While 80% of the state's confirmed COVID-19 cases are in Macomb, Oakland and Wayne counties, Whitmer countered the virus doesn’t observe county, state or party lines.
"Yeah, we might not have had a fatality in every part of the state, but it is present statewide, and the more people move around, the more likely that's going to show up," the governor said.
Likewise, Sen. Jeremy Moss, D-Southfield, said his home county of Oakland County had one case on March 10. Now, his ZIP code alone has 247 confirmed cases.
"This order is important statewide, even in places with only one confirmed case today," Moss said.
Rich Studley, president and CEO of the Michigan Chamber of Commerce, said he was still examining the new order Thursday afternoon.
He said continuing a stay-home requirement through the end of the month is reasonable, but he said his group's members will have concerns about the details.
Some of the new provisions could be challenging for retailers, Studley said.
'Economic crisis will go on'
Whitmer announced her initial "Stay Home, Stay Safe" order on March 23. The order, which took effect March 24, requires most businesses to limit their operations unless they are involved with "critical infrastructure."
The order has now been in effect for 16 days. Over that time, the number of COVID-19 cases and deaths have climbed in Michigan, which ranks third among all states for confirmed cases and deaths.
As of Thursday, the state had 21,504 confirmed cases of COVID-19 and 1,076 deaths. However, the number of new cases reported Thursday was a nine-day low for new cases in a 24-hour period. And some Republicans have called on Whitmer to begin loosening restrictions on businesses as the state sees record spikes in unemployment claims.
State Rep. Jim Lower, R-Greenville, said exempting lawn care and nursery operations from the stay-at-home requirements "would be a step toward normalcy for a portion of Michigan residents who are struggling to pay bills, rent and mortgages because they have been put out of work."
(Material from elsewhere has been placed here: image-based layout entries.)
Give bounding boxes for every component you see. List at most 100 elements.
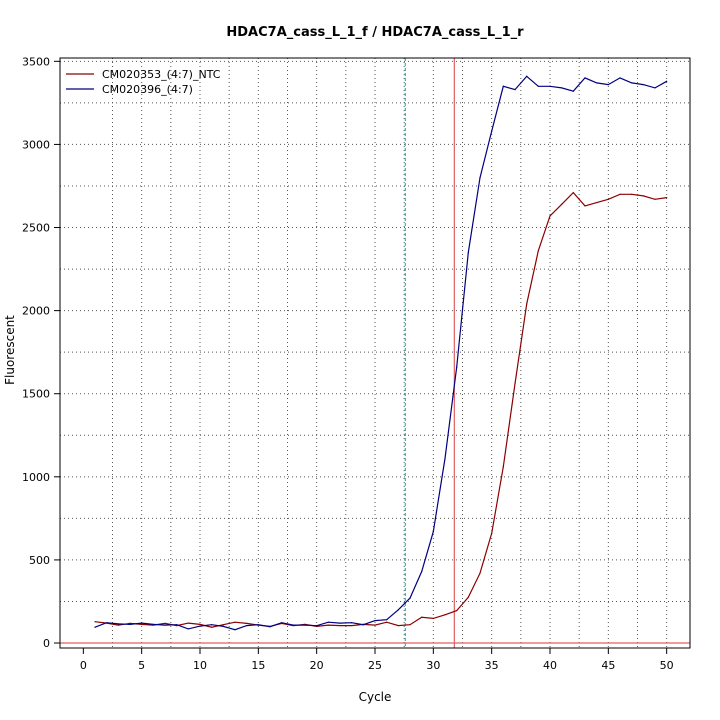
data-point bbox=[607, 198, 609, 200]
data-point bbox=[129, 623, 131, 626]
data-point bbox=[549, 215, 551, 217]
data-point bbox=[467, 251, 469, 254]
data-point bbox=[304, 624, 306, 626]
legend: CM020353_(4:7)_NTC CM020396_(4:7) bbox=[66, 68, 221, 96]
data-point bbox=[421, 570, 423, 573]
x-tick-label: 40 bbox=[543, 659, 557, 672]
x-tick-label: 30 bbox=[426, 659, 440, 672]
x-tick-label: 5 bbox=[138, 659, 145, 672]
series-line bbox=[94, 191, 667, 628]
data-point bbox=[164, 622, 166, 625]
data-point bbox=[164, 624, 166, 626]
data-point bbox=[386, 621, 388, 623]
data-point bbox=[631, 82, 633, 84]
data-point bbox=[619, 193, 621, 195]
data-point bbox=[526, 75, 528, 77]
data-point bbox=[129, 622, 131, 625]
data-point bbox=[339, 624, 341, 627]
data-point bbox=[117, 624, 119, 626]
data-point bbox=[292, 624, 294, 626]
data-point bbox=[327, 624, 329, 626]
data-point bbox=[572, 192, 574, 194]
data-point bbox=[607, 83, 609, 86]
data-point bbox=[374, 624, 376, 626]
data-point bbox=[596, 82, 598, 84]
grid bbox=[60, 58, 690, 648]
data-point bbox=[537, 250, 539, 252]
data-point bbox=[584, 77, 586, 79]
series-line bbox=[94, 75, 667, 631]
data-point bbox=[537, 85, 539, 87]
y-tick-label: 1000 bbox=[22, 471, 50, 484]
data-point bbox=[479, 572, 481, 574]
data-point bbox=[642, 195, 644, 197]
data-point bbox=[246, 624, 248, 627]
x-tick-label: 35 bbox=[485, 659, 499, 672]
data-point bbox=[654, 198, 656, 200]
data-point bbox=[222, 625, 224, 627]
data-point bbox=[631, 193, 633, 195]
y-tick-label: 2500 bbox=[22, 222, 50, 235]
y-tick-label: 2000 bbox=[22, 305, 50, 318]
x-tick-label: 25 bbox=[368, 659, 382, 672]
data-point bbox=[199, 623, 201, 626]
data-point bbox=[234, 621, 236, 623]
data-point bbox=[374, 619, 376, 622]
data-point bbox=[327, 621, 329, 623]
data-point bbox=[584, 205, 586, 207]
y-axis-label: Fluorescent bbox=[3, 315, 17, 385]
data-point bbox=[456, 366, 458, 368]
data-point bbox=[94, 621, 96, 623]
x-tick-label: 15 bbox=[251, 659, 265, 672]
data-point bbox=[549, 85, 551, 87]
data-point bbox=[491, 532, 493, 534]
data-point bbox=[654, 87, 656, 89]
data-point bbox=[596, 201, 598, 204]
data-point bbox=[397, 624, 399, 627]
data-point bbox=[281, 622, 283, 624]
data-point bbox=[386, 619, 388, 621]
x-axis-label: Cycle bbox=[359, 690, 392, 704]
y-tick-label: 3000 bbox=[22, 138, 50, 151]
data-point bbox=[316, 625, 318, 627]
data-point bbox=[246, 622, 248, 625]
data-point bbox=[351, 622, 353, 624]
data-point bbox=[561, 87, 563, 89]
data-point bbox=[456, 610, 458, 612]
y-tick-label: 500 bbox=[29, 554, 50, 567]
x-tick-label: 20 bbox=[310, 659, 324, 672]
data-point bbox=[141, 622, 143, 624]
data-point bbox=[502, 466, 504, 468]
data-point bbox=[222, 624, 224, 626]
data-point bbox=[502, 85, 504, 87]
data-point bbox=[421, 616, 423, 618]
data-point bbox=[141, 623, 143, 626]
data-point bbox=[211, 624, 213, 626]
x-tick-label: 50 bbox=[660, 659, 674, 672]
data-point bbox=[666, 80, 668, 82]
x-tick-label: 45 bbox=[601, 659, 615, 672]
legend-entry: CM020353_(4:7)_NTC bbox=[102, 68, 221, 81]
data-point bbox=[467, 596, 469, 598]
y-tick-label: 0 bbox=[43, 637, 50, 650]
data-point bbox=[561, 203, 563, 205]
data-point bbox=[642, 83, 644, 86]
data-point bbox=[432, 617, 434, 620]
data-point bbox=[619, 77, 621, 79]
data-point bbox=[526, 303, 528, 305]
data-point bbox=[514, 383, 516, 385]
legend-entry: CM020396_(4:7) bbox=[102, 83, 193, 96]
chart-title: HDAC7A_cass_L_1_f / HDAC7A_cass_L_1_r bbox=[226, 25, 524, 40]
data-point bbox=[491, 130, 493, 132]
x-tick-label: 10 bbox=[193, 659, 207, 672]
data-point bbox=[432, 531, 434, 533]
data-point bbox=[257, 624, 259, 626]
data-point bbox=[409, 597, 411, 599]
y-tick-label: 3500 bbox=[22, 55, 50, 68]
data-point bbox=[479, 177, 481, 179]
data-point bbox=[397, 609, 399, 611]
data-point bbox=[572, 90, 574, 92]
data-point bbox=[666, 197, 668, 199]
y-tick-label: 1500 bbox=[22, 388, 50, 401]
But it could be a while before the Legislature can have a direct say in the matter. On Tuesday, lawmakers extended the governor's emergency declaration by 23 days to April 30. The declaration gives the governor power to take unilateral steps to combat the virus.
The governor has the power to issue a stay-at-home order past the April 30 expiration date set by the Legislature. However, the order would no longer be in effect if lawmakers let the emergency declaration expire on April 30, said Gideon D'Assandro, spokesman for the House Republicans.
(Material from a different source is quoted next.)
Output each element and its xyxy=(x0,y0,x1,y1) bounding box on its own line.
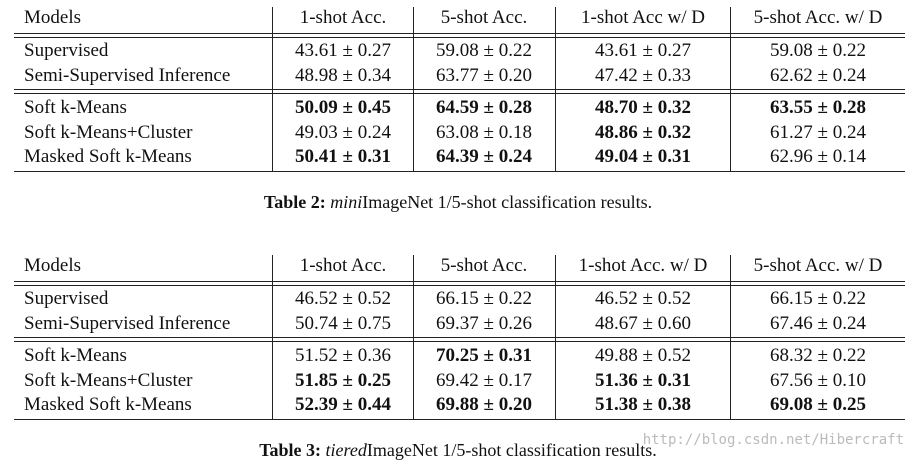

Stephen Hawes, an epidemiology professor at the University of Washington, cautioned Wednesday that lifting population-based interventions aimed at limiting the spread of the virus early, like a stay-at-home order, could result in future upticks in case numbers.
That "will be the challenge for policy-makers moving forward as populations begin to experience a decline of infections and deaths," Hawes said.
Whitmer cautioned Thursday that if the state doesn't "get the health crisis under control, the economic crisis will go on and on and on." She noted Singapore was considered the "gold standard" for combating COVID-19.
"But then they stopped, and now they've got a second wave," Whitmer said. "That would be the most devastating thing for our state.
"If we think that on April 30, that we just flip a switch and life returns to how it was — it's not going to be how it was. We just all have to kind of come to terms with that, and that's the harsh truth."